Further to this, neither my old team nor my new team has gone live with their SQL Servers yet (we're both coincidentally migrating away from Access environments) and the new team have said they're willing to consider adopting our approach if we can explain how this would be beneficial.

We are not anticipating handling table permissions at schema level, as we will be using application-level logins and the 7-character prefixes are not an issue as we're using LINQ so the tables can simply be renamed in the DMBL (although I know that presents some challenges when we update the DBML).

So therefore, given that both teams need to be aligned with one another, can anyone offer any convincing arguments either way?

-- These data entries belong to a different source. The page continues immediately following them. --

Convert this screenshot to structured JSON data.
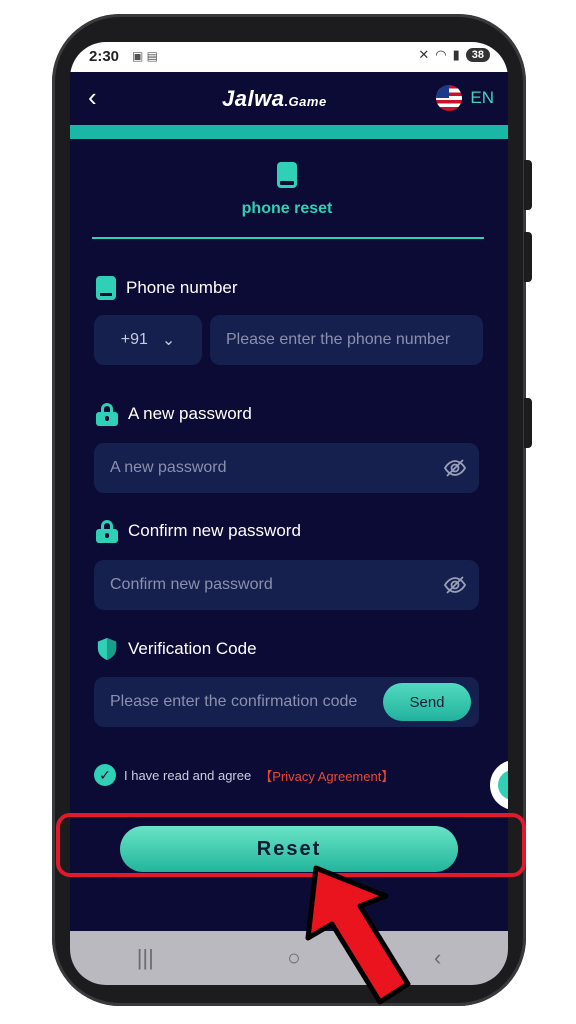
{
  "status_bar": {
    "time": "2:30",
    "battery": "38"
  },
  "header": {
    "back_icon": "chevron-left-icon",
    "brand": "Jalwa",
    "brand_suffix": ".Game",
    "language": "EN"
  },
  "tab": {
    "label": "phone reset"
  },
  "fields": {
    "phone": {
      "label": "Phone number",
      "country_code": "+91",
      "placeholder": "Please enter the phone number"
    },
    "new_password": {
      "label": "A new password",
      "placeholder": "A new password"
    },
    "confirm_password": {
      "label": "Confirm new password",
      "placeholder": "Confirm new password"
    },
    "verification": {
      "label": "Verification Code",
      "placeholder": "Please enter the confirmation code",
      "send_label": "Send"
    }
  },
  "agreement": {
    "text": "I have read and agree",
    "link": "【Privacy Agreement】"
  },
  "reset_label": "Reset",
  "colors": {
    "background": "#0c0b35",
    "accent": "#2fd0b6",
    "input": "#16204e",
    "link": "#e5493a",
    "highlight": "#e2192b"
  }
}
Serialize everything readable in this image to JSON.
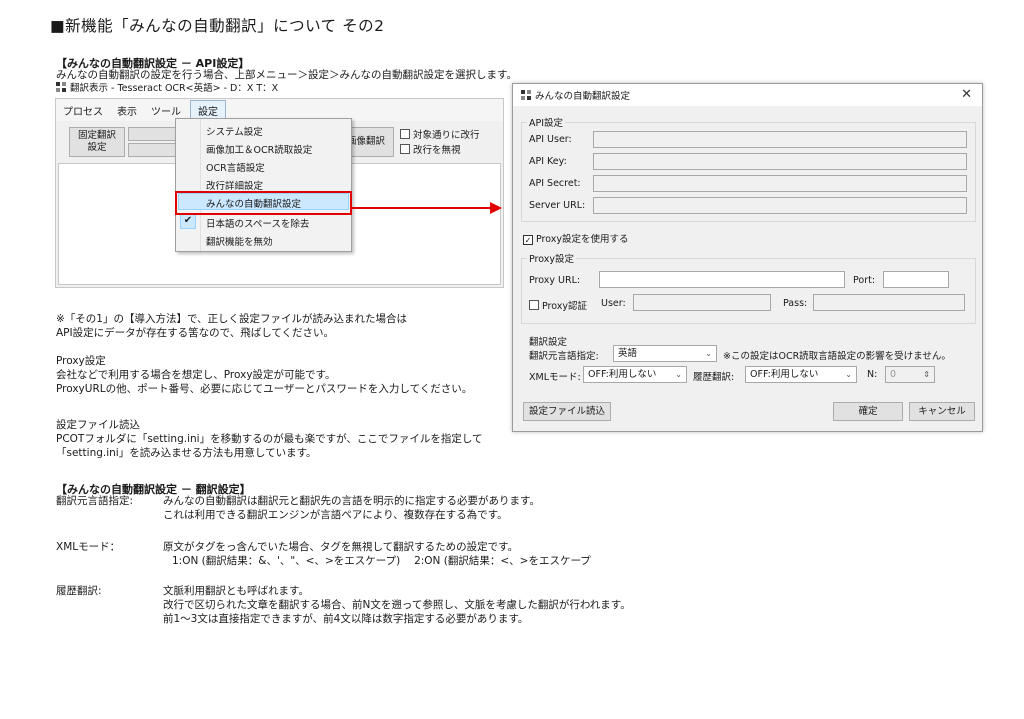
{
  "page": {
    "title": "■新機能「みんなの自動翻訳」について その2"
  },
  "section1": {
    "heading": "【みんなの自動翻訳設定 － API設定】",
    "intro": "みんなの自動翻訳の設定を行う場合、上部メニュー＞設定＞みんなの自動翻訳設定を選択します。"
  },
  "app": {
    "title": "翻訳表示 - Tesseract OCR<英語> - D：X T：X",
    "menus": [
      "プロセス",
      "表示",
      "ツール",
      "設定"
    ],
    "fixed_translation_button": "固定翻訳\n設定",
    "image_translation_button": "画像翻訳",
    "checkbox_target": "対象通りに改行",
    "checkbox_ignore_newline": "改行を無視",
    "dropdown_items": [
      "システム設定",
      "画像加工＆OCR読取設定",
      "OCR言語設定",
      "改行詳細設定",
      "みんなの自動翻訳設定",
      "日本語のスペースを除去",
      "翻訳機能を無効"
    ],
    "checked_item_mark": "✔"
  },
  "notes": {
    "p1_line1": "※「その1」の【導入方法】で、正しく設定ファイルが読み込まれた場合は",
    "p1_line2": "API設定にデータが存在する筈なので、飛ばしてください。",
    "p2_title": "Proxy設定",
    "p2_line1": "会社などで利用する場合を想定し、Proxy設定が可能です。",
    "p2_line2": "ProxyURLの他、ポート番号、必要に応じてユーザーとパスワードを入力してください。",
    "p3_title": "設定ファイル読込",
    "p3_line1": "PCOTフォルダに「setting.ini」を移動するのが最も楽ですが、ここでファイルを指定して",
    "p3_line2": "「setting.ini」を読み込ませる方法も用意しています。"
  },
  "dialog": {
    "title": "みんなの自動翻訳設定",
    "close": "✕",
    "api_group": "API設定",
    "api_user": "API User:",
    "api_key": "API Key:",
    "api_secret": "API Secret:",
    "server_url": "Server URL:",
    "use_proxy": "Proxy設定を使用する",
    "use_proxy_check": "✓",
    "proxy_group": "Proxy設定",
    "proxy_url": "Proxy URL:",
    "port": "Port:",
    "proxy_auth": "Proxy認証",
    "user": "User:",
    "pass": "Pass:",
    "trans_group": "翻訳設定",
    "source_lang_label": "翻訳元言語指定:",
    "source_lang_value": "英語",
    "source_lang_note": "※この設定はOCR読取言語設定の影響を受けません。",
    "xml_mode_label": "XMLモード:",
    "xml_mode_value": "OFF:利用しない",
    "history_label": "履歴翻訳:",
    "history_value": "OFF:利用しない",
    "n_label": "N:",
    "n_value": "0",
    "load_button": "設定ファイル読込",
    "ok_button": "確定",
    "cancel_button": "キャンセル"
  },
  "section2": {
    "heading": "【みんなの自動翻訳設定 － 翻訳設定】",
    "src_label": "翻訳元言語指定:",
    "src_line1": "みんなの自動翻訳は翻訳元と翻訳先の言語を明示的に指定する必要があります。",
    "src_line2": "これは利用できる翻訳エンジンが言語ペアにより、複数存在する為です。",
    "xml_label": "XMLモード：",
    "xml_line1": "原文がタグをっ含んでいた場合、タグを無視して翻訳するための設定です。",
    "xml_line2": "1:ON (翻訳結果：&、'、\"、<、>をエスケープ)　 2:ON (翻訳結果：<、>をエスケープ",
    "hist_label": "履歴翻訳:",
    "hist_line1": "文脈利用翻訳とも呼ばれます。",
    "hist_line2": "改行で区切られた文章を翻訳する場合、前N文を遡って参照し、文脈を考慮した翻訳が行われます。",
    "hist_line3": "前1～3文は直接指定できますが、前4文以降は数字指定する必要があります。"
  }
}
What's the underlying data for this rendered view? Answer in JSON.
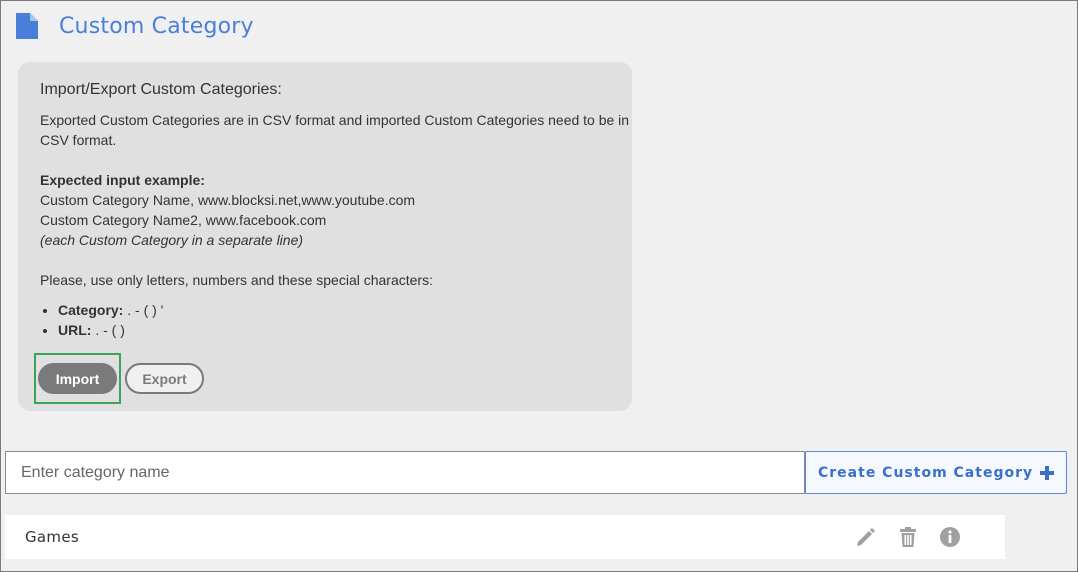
{
  "header": {
    "title": "Custom Category",
    "icon": "document-icon"
  },
  "panel": {
    "title": "Import/Export Custom Categories:",
    "description": "Exported Custom Categories are in CSV format and imported Custom Categories need to be in CSV format.",
    "example_heading": "Expected input example:",
    "example_line_1": "Custom Category Name, www.blocksi.net,www.youtube.com",
    "example_line_2": "Custom Category Name2, www.facebook.com",
    "example_note": "(each Custom Category in a separate line)",
    "chars_intro": "Please, use only letters, numbers and these special characters:",
    "rules": [
      {
        "label": "Category:",
        "chars": " . - ( ) '"
      },
      {
        "label": "URL:",
        "chars": " . - ( )"
      }
    ],
    "import_label": "Import",
    "export_label": "Export"
  },
  "create": {
    "placeholder": "Enter category name",
    "value": "",
    "button_label": "Create Custom Category"
  },
  "categories": [
    {
      "name": "Games"
    }
  ],
  "colors": {
    "accent": "#4a7fd9",
    "selection_outline": "#3aa655",
    "icon_gray": "#a0a0a0"
  }
}
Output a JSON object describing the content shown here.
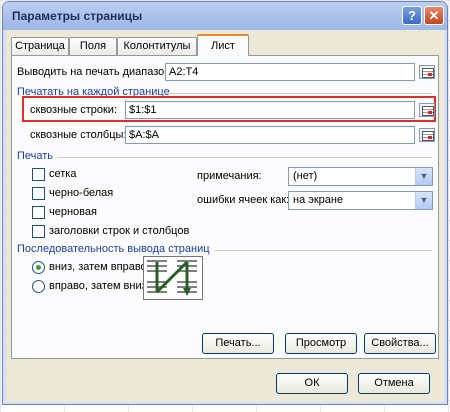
{
  "window": {
    "title": "Параметры страницы",
    "help_symbol": "?",
    "close_symbol": "✕"
  },
  "tabs": [
    {
      "label": "Страница",
      "active": false
    },
    {
      "label": "Поля",
      "active": false
    },
    {
      "label": "Колонтитулы",
      "active": false
    },
    {
      "label": "Лист",
      "active": true
    }
  ],
  "print_area": {
    "label": "Выводить на печать диапазон:",
    "value": "A2:T4"
  },
  "print_titles": {
    "section_label": "Печатать на каждой странице",
    "rows_label": "сквозные строки:",
    "rows_value": "$1:$1",
    "cols_label": "сквозные столбцы:",
    "cols_value": "$A:$A"
  },
  "print": {
    "section_label": "Печать",
    "checkboxes": [
      {
        "label": "сетка",
        "checked": false
      },
      {
        "label": "черно-белая",
        "checked": false
      },
      {
        "label": "черновая",
        "checked": false
      },
      {
        "label": "заголовки строк и столбцов",
        "checked": false
      }
    ],
    "comments_label": "примечания:",
    "comments_value": "(нет)",
    "errors_label": "ошибки ячеек как:",
    "errors_value": "на экране"
  },
  "page_order": {
    "section_label": "Последовательность вывода страниц",
    "options": [
      {
        "label": "вниз, затем вправо",
        "selected": true
      },
      {
        "label": "вправо, затем вниз",
        "selected": false
      }
    ]
  },
  "buttons": {
    "print": "Печать...",
    "preview": "Просмотр",
    "properties": "Свойства...",
    "ok": "ОК",
    "cancel": "Отмена"
  },
  "colors": {
    "accent": "#1b3fa1",
    "highlight": "#d9302b",
    "dialog_bg": "#ece9d8"
  }
}
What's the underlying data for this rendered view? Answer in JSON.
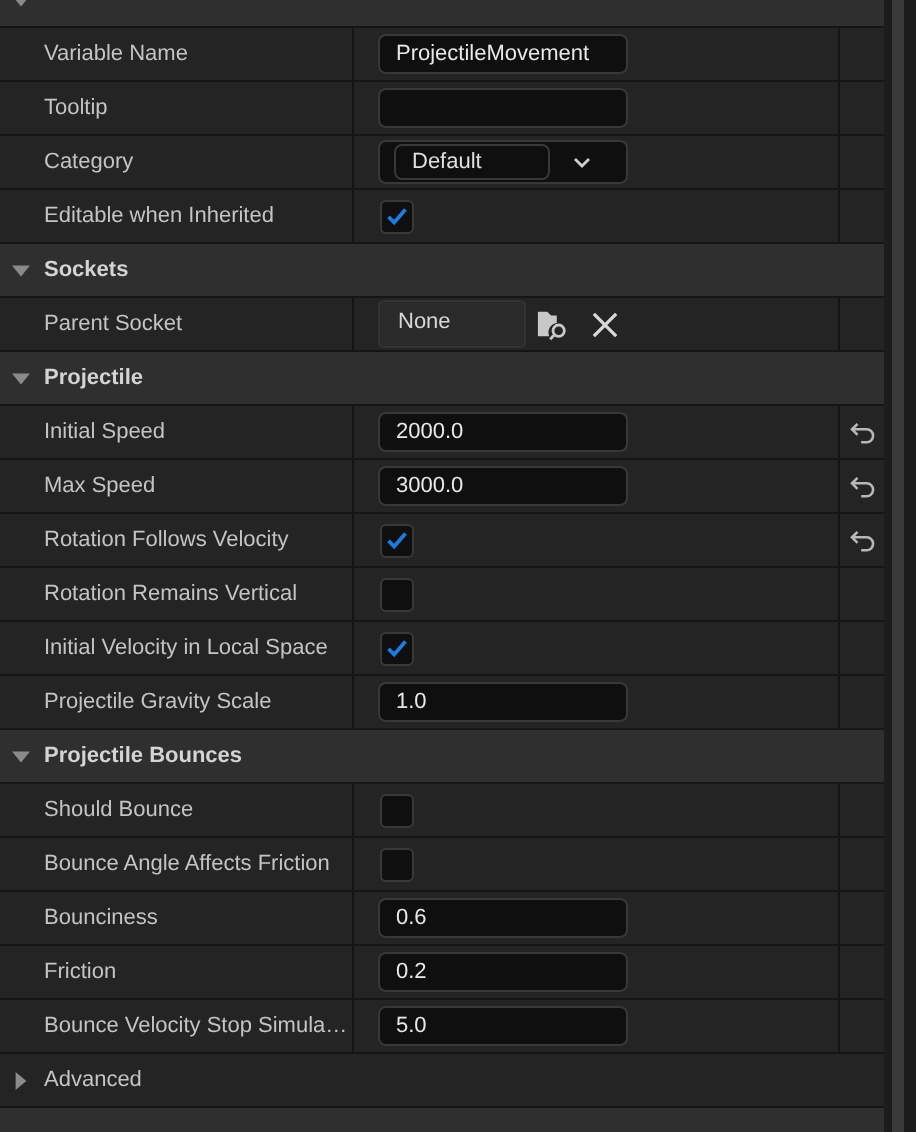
{
  "sections": [
    {
      "expanded": true,
      "rows": [
        {
          "kind": "text",
          "label": "Variable Name",
          "value": "ProjectileMovement",
          "reset": false
        },
        {
          "kind": "text",
          "label": "Tooltip",
          "value": "",
          "reset": false
        },
        {
          "kind": "dropdown",
          "label": "Category",
          "value": "Default",
          "reset": false
        },
        {
          "kind": "checkbox",
          "label": "Editable when Inherited",
          "checked": true,
          "reset": false
        }
      ]
    },
    {
      "title": "Sockets",
      "expanded": true,
      "rows": [
        {
          "kind": "asset",
          "label": "Parent Socket",
          "value": "None",
          "reset": false
        }
      ]
    },
    {
      "title": "Projectile",
      "expanded": true,
      "rows": [
        {
          "kind": "text",
          "label": "Initial Speed",
          "value": "2000.0",
          "reset": true
        },
        {
          "kind": "text",
          "label": "Max Speed",
          "value": "3000.0",
          "reset": true
        },
        {
          "kind": "checkbox",
          "label": "Rotation Follows Velocity",
          "checked": true,
          "reset": true
        },
        {
          "kind": "checkbox",
          "label": "Rotation Remains Vertical",
          "checked": false,
          "reset": false
        },
        {
          "kind": "checkbox",
          "label": "Initial Velocity in Local Space",
          "checked": true,
          "reset": false
        },
        {
          "kind": "text",
          "label": "Projectile Gravity Scale",
          "value": "1.0",
          "reset": false
        }
      ]
    },
    {
      "title": "Projectile Bounces",
      "expanded": true,
      "rows": [
        {
          "kind": "checkbox",
          "label": "Should Bounce",
          "checked": false,
          "reset": false
        },
        {
          "kind": "checkbox",
          "label": "Bounce Angle Affects Friction",
          "checked": false,
          "reset": false
        },
        {
          "kind": "text",
          "label": "Bounciness",
          "value": "0.6",
          "reset": false
        },
        {
          "kind": "text",
          "label": "Friction",
          "value": "0.2",
          "reset": false
        },
        {
          "kind": "text",
          "label": "Bounce Velocity Stop Simula…",
          "value": "5.0",
          "reset": false
        },
        {
          "kind": "group",
          "label": "Advanced",
          "expanded": false
        }
      ]
    }
  ]
}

  • So is there a reason you are using Schemas in the first place? Do you need to segregate these functional areas for security? What's your motivation?
    – JNK
    Commented Dec 3, 2012 at 14:08
  • Our motivation was to give us the option of controlling security this way further down the line, however this now seems less likely. Also, we felt that segregating our tables would be a good thing to do as there's nearly 100, and schemas seemed a neater way than purely using prefixes
    – Niall
    Commented Dec 3, 2012 at 14:19
  • Well the biggest reasons to use them are portability and security. Absent that it's just personal preference. Maybe if you laid out your requirements more you could get a more complete response. Do you think you will need to move the accounting objects ONLY to another DB or server? Will you need to do security by functional area?
    – JNK
    Commented Dec 3, 2012 at 14:33
  • No, I think it's unlikely that we will need to move any objects away from this server. So from what you've said it sounds like there is no "good" reason not to adopt their approach beyond my own personal preference. Thanks for your response
    – Niall
    Commented Dec 3, 2012 at 14:50
  • I threw some of that into an answer. Let me know if you have other questions, but if you have deeper questions on database security or design Database Administrators may be a better place for it. I'm biased since I'm a mod there but we love questions like this.
    – JNK
    Commented Dec 3, 2012 at 14:56

1 Answer 1


This is far from an authoritative answer on using schemas, but generally you want to use them for one of two reasons: Security isolation or portability of related objects.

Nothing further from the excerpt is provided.